Zomorod is a curious teen from Iran, that moved to America with his parents, after her father received a work offer in the oil industry. We are in the end of the 1970s, without social media, smart phones and selfies and the communication between teens is completely different. She has to leave one place for another, leaving behind friendhips, school mates and teachers. Plus, with a name hard to pronounce and his parents hardly speaking any English the integration is even more difficult. Plus: 'Speaking Persian in America is like speaking a super-secret language that no one understands'. Teenagers all over the world want to be part of something, of a community and not to be outrageously different. It's time for Zomorod to make a change: from now on, she will be Cindy, she will go to the usual events American teens go, including summer camps, she is even getting a job. I've found very interesting how New York Times bestseller author Firoozeh Dumas created the main character, as a curious child learning through comparisons with the world of adults.

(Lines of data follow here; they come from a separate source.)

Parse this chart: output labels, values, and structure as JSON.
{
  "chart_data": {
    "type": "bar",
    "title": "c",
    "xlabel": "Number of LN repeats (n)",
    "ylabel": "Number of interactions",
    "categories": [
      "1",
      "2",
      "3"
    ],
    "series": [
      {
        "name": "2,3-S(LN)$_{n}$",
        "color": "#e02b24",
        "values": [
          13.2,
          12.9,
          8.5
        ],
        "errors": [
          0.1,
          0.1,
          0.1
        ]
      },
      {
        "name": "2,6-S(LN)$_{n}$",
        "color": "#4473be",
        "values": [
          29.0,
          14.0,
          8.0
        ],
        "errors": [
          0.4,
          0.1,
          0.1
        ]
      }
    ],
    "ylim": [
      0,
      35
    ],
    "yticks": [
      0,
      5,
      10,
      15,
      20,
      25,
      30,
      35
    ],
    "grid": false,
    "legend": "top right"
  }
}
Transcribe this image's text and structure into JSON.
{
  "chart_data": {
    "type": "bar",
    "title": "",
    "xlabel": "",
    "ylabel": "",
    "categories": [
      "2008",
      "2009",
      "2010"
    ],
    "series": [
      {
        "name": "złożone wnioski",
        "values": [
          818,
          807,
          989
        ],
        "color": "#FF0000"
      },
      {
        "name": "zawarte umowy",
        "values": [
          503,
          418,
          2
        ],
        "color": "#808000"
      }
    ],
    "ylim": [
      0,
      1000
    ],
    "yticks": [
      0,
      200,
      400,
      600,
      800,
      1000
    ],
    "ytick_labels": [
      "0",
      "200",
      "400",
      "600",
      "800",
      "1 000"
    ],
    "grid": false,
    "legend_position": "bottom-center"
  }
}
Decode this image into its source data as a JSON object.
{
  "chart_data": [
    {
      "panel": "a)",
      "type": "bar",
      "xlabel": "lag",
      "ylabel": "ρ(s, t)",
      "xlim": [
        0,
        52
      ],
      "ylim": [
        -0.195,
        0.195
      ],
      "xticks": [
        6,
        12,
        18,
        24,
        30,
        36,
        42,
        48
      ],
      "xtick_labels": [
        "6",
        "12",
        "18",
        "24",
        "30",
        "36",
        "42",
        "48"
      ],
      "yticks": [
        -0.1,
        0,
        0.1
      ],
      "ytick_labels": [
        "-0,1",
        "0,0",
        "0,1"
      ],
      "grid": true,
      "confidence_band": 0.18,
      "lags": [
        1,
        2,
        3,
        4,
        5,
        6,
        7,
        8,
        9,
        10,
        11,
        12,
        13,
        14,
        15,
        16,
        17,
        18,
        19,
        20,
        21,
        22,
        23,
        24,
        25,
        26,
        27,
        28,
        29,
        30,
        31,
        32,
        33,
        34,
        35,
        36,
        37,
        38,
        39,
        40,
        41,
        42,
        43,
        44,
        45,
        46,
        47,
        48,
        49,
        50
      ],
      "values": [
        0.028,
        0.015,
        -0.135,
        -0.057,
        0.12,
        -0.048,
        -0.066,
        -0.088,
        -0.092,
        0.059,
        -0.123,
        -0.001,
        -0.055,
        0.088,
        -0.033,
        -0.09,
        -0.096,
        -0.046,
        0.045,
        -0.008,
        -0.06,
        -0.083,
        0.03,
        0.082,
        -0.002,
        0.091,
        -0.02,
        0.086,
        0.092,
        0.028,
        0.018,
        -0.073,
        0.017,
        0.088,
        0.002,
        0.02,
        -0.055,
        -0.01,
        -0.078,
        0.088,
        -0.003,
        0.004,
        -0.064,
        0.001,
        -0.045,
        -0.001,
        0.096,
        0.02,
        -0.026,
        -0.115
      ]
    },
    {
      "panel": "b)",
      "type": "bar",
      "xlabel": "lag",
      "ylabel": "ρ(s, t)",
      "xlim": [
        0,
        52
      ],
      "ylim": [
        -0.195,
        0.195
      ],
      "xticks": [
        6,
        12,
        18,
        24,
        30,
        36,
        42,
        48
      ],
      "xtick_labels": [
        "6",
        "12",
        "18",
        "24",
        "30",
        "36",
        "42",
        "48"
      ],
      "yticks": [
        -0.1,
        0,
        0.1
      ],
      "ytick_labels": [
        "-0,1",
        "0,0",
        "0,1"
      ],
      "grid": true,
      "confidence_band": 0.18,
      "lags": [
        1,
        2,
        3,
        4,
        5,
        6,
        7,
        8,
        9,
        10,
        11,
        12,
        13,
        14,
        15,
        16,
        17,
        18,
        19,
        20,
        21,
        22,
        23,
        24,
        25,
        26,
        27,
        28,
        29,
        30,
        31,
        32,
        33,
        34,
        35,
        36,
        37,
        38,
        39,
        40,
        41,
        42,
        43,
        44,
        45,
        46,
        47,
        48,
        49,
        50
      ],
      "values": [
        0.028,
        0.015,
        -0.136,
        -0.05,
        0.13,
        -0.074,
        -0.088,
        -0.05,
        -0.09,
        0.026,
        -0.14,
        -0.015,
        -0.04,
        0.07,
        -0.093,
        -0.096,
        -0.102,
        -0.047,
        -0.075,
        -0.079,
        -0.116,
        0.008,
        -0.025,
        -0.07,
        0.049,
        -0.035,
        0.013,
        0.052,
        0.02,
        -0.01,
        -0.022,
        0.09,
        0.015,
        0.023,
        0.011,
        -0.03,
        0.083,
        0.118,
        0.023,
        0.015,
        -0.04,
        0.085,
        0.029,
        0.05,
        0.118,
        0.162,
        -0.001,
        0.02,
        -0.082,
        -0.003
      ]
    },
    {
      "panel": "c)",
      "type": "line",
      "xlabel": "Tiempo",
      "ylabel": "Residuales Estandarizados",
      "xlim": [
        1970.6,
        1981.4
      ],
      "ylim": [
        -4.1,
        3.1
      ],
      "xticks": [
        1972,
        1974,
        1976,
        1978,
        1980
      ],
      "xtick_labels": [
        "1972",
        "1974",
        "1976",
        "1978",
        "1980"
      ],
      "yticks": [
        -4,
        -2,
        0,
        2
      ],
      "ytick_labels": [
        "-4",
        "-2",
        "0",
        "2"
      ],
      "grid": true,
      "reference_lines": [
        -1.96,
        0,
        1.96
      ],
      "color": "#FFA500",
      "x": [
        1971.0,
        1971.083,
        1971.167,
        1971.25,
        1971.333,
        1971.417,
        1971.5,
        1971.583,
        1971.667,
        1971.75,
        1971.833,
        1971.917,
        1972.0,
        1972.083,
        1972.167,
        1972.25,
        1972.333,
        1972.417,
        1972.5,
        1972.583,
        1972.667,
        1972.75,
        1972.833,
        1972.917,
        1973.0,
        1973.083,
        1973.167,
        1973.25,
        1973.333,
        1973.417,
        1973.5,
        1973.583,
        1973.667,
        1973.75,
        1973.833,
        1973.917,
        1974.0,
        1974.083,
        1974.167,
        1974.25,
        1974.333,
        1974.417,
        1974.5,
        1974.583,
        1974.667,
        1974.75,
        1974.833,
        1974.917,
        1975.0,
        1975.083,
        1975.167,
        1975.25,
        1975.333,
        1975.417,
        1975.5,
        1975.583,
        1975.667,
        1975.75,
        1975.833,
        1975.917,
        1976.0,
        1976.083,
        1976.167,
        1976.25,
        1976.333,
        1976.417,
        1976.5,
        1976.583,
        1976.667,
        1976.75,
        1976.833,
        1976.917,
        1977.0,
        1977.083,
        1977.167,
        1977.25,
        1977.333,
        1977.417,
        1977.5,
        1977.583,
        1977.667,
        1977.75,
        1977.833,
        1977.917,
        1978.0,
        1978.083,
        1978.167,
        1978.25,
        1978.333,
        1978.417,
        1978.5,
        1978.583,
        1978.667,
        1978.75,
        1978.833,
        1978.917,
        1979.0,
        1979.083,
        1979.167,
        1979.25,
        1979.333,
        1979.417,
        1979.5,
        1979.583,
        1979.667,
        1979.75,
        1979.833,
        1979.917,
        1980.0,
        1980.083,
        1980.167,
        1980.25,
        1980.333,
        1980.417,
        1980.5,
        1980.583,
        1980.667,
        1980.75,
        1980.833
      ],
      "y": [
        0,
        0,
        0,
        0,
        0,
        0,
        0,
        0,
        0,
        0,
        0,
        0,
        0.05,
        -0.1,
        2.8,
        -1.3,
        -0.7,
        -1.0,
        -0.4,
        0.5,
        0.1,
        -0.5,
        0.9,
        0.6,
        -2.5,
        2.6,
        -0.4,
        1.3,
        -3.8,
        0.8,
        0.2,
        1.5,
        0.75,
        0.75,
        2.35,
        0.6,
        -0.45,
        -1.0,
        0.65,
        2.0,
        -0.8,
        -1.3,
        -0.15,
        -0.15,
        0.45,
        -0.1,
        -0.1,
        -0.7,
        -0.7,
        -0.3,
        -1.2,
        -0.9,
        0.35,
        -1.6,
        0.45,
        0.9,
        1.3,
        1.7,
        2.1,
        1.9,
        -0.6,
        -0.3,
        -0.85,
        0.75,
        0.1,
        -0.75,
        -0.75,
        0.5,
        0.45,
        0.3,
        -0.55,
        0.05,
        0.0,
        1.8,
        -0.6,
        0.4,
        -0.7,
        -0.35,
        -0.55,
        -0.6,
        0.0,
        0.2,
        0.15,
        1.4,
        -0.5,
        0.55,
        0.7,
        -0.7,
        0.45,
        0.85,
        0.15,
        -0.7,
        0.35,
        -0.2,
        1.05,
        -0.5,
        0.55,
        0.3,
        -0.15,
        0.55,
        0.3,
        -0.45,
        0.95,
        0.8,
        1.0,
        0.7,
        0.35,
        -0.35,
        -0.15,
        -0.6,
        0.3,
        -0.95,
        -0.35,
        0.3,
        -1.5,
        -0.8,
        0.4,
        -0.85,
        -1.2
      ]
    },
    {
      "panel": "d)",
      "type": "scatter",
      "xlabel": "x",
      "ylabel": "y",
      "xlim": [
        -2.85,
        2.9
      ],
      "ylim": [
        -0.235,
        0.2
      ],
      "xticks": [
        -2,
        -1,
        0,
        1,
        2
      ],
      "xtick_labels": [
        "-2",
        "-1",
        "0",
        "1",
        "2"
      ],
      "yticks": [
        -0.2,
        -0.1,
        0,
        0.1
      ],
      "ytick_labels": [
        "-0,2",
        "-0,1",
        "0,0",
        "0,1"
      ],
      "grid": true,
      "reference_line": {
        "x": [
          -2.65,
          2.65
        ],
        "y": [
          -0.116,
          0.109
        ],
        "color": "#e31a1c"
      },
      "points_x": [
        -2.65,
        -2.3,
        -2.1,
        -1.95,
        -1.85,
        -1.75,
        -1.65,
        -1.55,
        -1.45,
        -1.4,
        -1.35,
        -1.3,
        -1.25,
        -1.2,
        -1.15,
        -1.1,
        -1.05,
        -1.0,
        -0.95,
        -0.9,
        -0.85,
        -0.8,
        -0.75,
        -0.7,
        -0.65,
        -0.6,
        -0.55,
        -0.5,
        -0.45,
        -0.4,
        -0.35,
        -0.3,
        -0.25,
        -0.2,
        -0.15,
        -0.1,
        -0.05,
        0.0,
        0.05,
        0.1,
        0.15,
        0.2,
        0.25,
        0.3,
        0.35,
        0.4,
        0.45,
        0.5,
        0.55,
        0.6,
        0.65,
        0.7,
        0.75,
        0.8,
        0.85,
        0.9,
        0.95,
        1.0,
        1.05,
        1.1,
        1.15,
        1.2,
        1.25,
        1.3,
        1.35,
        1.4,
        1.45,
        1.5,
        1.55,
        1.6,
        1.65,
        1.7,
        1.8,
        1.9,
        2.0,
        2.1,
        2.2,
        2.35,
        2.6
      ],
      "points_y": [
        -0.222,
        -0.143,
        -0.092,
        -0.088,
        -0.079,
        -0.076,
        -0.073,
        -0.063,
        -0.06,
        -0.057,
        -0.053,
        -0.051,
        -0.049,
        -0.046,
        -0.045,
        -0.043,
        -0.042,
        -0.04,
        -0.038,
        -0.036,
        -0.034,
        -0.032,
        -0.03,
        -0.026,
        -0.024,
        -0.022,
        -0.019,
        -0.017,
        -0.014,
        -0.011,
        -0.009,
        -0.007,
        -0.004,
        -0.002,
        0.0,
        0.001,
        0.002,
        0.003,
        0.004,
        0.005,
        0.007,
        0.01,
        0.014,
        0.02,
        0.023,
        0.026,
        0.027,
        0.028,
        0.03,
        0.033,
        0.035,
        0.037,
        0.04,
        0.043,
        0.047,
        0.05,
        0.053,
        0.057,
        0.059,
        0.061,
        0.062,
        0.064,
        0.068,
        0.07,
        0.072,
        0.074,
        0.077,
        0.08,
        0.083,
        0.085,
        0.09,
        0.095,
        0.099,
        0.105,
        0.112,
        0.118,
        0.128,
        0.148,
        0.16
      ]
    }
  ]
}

Meanwhile, the situation in Iran is going through dramatic changes and his father lost his job. They are living on savings and planning to return back home, despite the rapid pace of Islamization the open minded Persian society is going through. Although Zomorod is assumedly living in an area of middle-class Americans, the fact that a 12 years old is asked repeatedly about the situation in Iran, as she is a political analyst sounds a bit forced and unrealistic to me. The book is supposed to have a serious historical content, to be further used for discussions about Iran and other cultures, but more than once I've found this part a bit exaggerated, from the teenagers' point of view.
It Ain't So Awful, Falafel is a slow paced, insightful mid-grade novel appealing to curious children, open to learn about cultures, trying to adapt to new cultures while building their strong identity based on their full acknowledgment of their roots and traditions.